Há silêncio: a vitrola engasgou-se num rangido estridente e se calou em seguida, recluso em um silêncio elétrico. Meu corpo está inerte na água, esmorecido, e tão decepcionada que não consigo produzir lágrimas ou expressar qualquer coisa, ainda que consiga sentir que sim, estou chorando, não pelos meus repulsivos olhos no entanto. Não entendo como poderia, mas é como estou. Mamãe, nada disse, imagino que esteja da mesma forma que eu: parada no lugar, os olhos aguados talvez, mas a boca trancada como a minha para impedir o desespero, a ira — a clemência quiçá — de se fazer presente. Tive uma arrepiante sensação de que, desde junho, cada dia estaria contando uma medida mais difícil que o dia anterior. Quantos dias restavam-me até aterrissar no inferno?

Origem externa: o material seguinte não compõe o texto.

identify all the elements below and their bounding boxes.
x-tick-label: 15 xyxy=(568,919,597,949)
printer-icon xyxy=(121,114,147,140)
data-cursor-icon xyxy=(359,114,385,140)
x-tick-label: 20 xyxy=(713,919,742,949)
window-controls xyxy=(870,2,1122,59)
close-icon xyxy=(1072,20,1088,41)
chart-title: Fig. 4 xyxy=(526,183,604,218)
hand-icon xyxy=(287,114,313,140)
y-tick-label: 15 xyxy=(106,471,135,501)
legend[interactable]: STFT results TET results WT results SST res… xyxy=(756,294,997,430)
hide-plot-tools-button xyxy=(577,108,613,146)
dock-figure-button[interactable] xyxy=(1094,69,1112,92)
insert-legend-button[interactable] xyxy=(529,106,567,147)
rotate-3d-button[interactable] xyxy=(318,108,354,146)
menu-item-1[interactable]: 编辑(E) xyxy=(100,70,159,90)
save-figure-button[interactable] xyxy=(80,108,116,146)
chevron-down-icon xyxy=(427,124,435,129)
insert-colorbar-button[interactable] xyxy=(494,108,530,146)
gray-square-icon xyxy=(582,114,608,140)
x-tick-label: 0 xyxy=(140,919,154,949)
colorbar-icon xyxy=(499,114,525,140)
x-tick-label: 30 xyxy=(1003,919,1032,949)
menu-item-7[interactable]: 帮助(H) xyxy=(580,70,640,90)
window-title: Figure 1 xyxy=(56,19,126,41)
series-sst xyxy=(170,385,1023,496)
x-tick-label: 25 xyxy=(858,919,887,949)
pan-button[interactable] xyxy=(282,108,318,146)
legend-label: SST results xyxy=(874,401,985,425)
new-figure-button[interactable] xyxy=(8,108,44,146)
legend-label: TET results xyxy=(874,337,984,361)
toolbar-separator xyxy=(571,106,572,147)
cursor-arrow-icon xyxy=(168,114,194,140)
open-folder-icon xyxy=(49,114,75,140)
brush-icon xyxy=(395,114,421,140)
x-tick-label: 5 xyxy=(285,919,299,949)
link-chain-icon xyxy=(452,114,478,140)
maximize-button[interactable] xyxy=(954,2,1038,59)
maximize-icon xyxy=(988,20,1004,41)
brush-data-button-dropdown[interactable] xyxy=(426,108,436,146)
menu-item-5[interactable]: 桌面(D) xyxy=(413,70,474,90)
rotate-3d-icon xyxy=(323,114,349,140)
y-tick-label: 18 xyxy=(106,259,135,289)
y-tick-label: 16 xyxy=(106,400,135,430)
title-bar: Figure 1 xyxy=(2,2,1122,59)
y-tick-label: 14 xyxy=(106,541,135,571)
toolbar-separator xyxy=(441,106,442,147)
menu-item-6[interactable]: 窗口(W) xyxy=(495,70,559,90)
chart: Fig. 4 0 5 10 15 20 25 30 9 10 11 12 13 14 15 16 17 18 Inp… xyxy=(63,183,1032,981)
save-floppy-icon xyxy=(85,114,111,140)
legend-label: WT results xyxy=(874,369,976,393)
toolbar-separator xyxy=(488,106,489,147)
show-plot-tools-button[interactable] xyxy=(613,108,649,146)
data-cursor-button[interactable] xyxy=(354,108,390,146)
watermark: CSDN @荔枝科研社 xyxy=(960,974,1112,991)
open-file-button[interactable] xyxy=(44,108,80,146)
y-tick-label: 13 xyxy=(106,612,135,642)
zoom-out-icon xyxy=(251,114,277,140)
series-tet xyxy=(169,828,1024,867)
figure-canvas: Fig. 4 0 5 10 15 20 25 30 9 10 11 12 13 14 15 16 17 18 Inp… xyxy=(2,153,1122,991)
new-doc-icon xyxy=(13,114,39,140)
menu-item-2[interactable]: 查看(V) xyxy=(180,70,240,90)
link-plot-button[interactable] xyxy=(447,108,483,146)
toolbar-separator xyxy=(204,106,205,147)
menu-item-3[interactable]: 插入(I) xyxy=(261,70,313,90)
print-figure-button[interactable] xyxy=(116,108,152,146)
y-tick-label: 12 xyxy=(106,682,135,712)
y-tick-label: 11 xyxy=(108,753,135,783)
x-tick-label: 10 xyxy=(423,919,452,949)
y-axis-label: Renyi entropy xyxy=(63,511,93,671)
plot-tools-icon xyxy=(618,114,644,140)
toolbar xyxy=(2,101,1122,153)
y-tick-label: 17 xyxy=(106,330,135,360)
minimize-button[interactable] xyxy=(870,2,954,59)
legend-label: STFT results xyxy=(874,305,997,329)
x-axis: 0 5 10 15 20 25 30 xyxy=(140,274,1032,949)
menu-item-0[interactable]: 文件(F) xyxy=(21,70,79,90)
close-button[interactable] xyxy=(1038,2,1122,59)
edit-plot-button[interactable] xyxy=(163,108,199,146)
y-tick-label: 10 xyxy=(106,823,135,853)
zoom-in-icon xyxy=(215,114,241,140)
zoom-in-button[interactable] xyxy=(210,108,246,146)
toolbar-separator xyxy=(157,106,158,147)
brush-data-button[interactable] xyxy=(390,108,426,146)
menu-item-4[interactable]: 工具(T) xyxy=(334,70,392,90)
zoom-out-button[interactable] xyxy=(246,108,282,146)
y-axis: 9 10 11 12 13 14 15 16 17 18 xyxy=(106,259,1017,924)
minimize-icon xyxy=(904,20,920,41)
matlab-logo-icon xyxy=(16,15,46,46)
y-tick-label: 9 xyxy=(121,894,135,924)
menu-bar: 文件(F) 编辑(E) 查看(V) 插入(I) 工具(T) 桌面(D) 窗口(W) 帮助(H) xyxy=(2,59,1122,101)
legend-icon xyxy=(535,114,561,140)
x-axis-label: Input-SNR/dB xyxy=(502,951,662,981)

Estremeci de susto e aferroei as mãos às bordas da banheira, o corpo oscilante, quando ouvi um repentino crepitar alto de chamas: papai deveria ter voltado, e meu palpite fora confirmado quando o ouvi cumprimentar gjyshja e mamãe, a voz exultante perdendo entonação conforme alcançando as últimas sílabas. Gjyshja o respondeu seco, bateu os pés — eu imagino que tenha sido ela — e tomou as escadarias com passadas altas e pesadas, aproximando-se do quarto de banho, e meus joelhos esticaram-se na cerâmica, as mãos sobre eles, os olhos nas mãos; a água esfriando nos ombros, amornada no tronco, razoavelmente quente no quadril. As dobradiças da porta rangeram, desgostosas, e sei que gjyshja está ali, na soleira da porta, embora hesite dizer qualquer coisa, e eu hesite olhá-la.
— Como você é imperrtinente, non é educado ficarr ouvindo a converrsa dos outrros — ela engoliu seco, a voz fria, que irroga, um tanto irresoluta. — Non tirre conclusões prreccipitadas porr terr ouvido o que ouviu, An-ne, ecsta está longe de serr toda a verrdade.
— E ainda tem mais? — Indaguei com desalento, gjyshja deu um suspiro receoso.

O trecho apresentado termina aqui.